Before Washington goes off on too many tangents of the “Petraeus scandal” – we shouldn’t forget that this high-level affair is only the latest public example of the state of marriage in America.
Marriage rates have fallen in the past decade even as one public figure after another – John Edwards, Arnold Schwarzenegger, Eliot Spitzer, Mark Sanford, to name a few – have had their infidelities revealed. More than 40 percent of people between ages 18 and 29 now see marriage as obsolete.
The extramarital affair of Gen. David Petraeus with his official biographer, Paula Broadwell, stands out even more because of the trust that he earned in the military and national security fields. Yet now trust in his marital fidelity has failed. So his resignation as CIA director was necessary. Why? Because his willingness to privately harm his family could result in his harming others in his official duties.
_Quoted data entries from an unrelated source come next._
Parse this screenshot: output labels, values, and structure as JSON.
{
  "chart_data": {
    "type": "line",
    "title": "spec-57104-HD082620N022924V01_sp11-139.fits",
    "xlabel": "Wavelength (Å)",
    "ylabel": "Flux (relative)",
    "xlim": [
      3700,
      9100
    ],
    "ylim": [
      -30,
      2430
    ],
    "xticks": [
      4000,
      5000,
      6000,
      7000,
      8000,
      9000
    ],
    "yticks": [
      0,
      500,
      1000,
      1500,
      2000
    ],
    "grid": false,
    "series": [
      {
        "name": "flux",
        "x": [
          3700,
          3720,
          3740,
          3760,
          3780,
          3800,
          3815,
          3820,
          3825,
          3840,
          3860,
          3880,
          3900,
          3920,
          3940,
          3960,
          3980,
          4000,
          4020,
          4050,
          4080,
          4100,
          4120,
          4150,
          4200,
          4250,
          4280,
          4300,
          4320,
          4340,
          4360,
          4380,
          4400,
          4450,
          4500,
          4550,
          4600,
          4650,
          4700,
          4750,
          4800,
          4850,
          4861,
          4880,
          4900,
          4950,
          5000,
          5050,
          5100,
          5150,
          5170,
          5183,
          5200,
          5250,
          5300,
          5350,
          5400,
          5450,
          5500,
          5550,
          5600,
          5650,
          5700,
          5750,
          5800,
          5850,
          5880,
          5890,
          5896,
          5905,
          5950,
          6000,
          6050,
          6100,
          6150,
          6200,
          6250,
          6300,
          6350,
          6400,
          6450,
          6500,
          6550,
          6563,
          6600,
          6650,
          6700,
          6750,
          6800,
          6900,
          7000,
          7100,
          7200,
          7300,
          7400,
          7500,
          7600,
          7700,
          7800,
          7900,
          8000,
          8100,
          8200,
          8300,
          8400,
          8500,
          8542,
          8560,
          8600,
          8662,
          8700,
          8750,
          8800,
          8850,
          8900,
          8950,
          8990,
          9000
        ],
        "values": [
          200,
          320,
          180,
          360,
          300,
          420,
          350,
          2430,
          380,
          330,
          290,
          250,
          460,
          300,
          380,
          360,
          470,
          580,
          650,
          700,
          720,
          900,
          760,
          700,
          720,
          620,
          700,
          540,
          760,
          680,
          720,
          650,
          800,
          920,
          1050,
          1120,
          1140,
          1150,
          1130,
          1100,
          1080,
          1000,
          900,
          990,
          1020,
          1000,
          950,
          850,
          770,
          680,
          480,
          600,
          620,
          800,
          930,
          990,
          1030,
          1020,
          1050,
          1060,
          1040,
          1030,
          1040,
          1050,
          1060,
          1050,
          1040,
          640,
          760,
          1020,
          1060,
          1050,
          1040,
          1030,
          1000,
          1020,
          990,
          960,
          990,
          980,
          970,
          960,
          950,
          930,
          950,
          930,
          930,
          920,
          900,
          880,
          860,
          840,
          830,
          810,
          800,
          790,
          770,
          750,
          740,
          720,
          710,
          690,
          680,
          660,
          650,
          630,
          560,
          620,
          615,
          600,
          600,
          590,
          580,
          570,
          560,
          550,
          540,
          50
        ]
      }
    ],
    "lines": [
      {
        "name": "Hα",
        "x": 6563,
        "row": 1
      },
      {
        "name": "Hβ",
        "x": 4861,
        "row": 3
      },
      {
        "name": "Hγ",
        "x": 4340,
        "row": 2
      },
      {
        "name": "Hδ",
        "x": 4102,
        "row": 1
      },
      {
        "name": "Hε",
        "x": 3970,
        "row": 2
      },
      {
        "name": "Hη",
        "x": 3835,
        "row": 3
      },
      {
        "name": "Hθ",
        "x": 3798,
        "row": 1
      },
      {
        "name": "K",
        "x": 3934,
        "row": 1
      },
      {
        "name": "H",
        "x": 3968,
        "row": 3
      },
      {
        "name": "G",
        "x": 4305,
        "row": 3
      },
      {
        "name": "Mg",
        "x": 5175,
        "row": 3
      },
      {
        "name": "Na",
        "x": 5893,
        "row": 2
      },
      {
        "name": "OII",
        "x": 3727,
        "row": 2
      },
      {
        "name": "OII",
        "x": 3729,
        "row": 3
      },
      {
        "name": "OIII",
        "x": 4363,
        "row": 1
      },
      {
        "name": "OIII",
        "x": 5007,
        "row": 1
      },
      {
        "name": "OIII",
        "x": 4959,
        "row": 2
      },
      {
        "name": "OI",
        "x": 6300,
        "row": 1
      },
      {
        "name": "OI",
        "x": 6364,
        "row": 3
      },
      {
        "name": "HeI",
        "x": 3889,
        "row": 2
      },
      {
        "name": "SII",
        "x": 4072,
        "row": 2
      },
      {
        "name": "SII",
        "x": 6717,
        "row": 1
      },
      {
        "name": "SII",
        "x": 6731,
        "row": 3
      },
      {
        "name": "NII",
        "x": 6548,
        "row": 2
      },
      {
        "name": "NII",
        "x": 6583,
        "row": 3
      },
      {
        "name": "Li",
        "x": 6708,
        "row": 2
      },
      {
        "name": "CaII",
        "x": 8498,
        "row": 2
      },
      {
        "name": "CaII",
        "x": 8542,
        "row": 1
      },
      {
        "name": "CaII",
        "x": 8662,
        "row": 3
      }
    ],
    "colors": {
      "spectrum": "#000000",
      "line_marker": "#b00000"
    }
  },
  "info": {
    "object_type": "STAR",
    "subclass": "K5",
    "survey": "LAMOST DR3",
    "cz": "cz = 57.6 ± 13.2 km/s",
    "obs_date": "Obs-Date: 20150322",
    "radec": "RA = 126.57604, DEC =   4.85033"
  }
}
The general admitted as much in his resignation note: “After being married for over 37 years, I showed extremely poor judgment by engaging in an extramarital affair. Such behavior is unacceptable, both as a husband and as the leader of an organization [CIA] such as ours.”
Restoring trust in a marriage after an act of infidelity isn’t easy. Only about a third of couples succeed, most notably Bill and Hillary Clinton. Perhaps David and Holly Petraeus can do so now, given his public act of contrition. The larger task for America after this latest marital shock is to restore trust in marriage itself.
The ideal of marriage as a lifelong union to the exclusion of all others has eroded. In 2010, barely half of American adults were married, down from nearly three-quarters of adults a half century ago. The current figure could now be below 50 percent. And a recent study at the University of Virginia’s National Marriage Project found that the happiness of marriages for moderately educated Americans has dropped while their divorce rates are up.
The state of marriage as a public issue rarely has staying power. Yet stable marriages are the bedrock of both society and the economy. And, writes Britain’s chief rabbi, Jonathan Sacks, marriage is “the single most compelling metaphor for the relationship between God and us – because it involves commitment, a mutual pledge of openness and trust, a promise that neither will walk away in difficult times.”
Fidelity in a marriage relies on the binding of each spouse’s higher qualities for mutual support. That is the best guard against a wandering eye. Others can support those bonds through various means, such as spiritual advice, while government policies can bolster the economic and legal conditions that help maintain marriage.
No single event may finally force attention on the marriage crisis in America, although the Petraeus affair comes close. Before the official probes and the politics of this scandal go too far, perhaps Americans should focus on the icing that’s been melting off the wedding cake called marriage.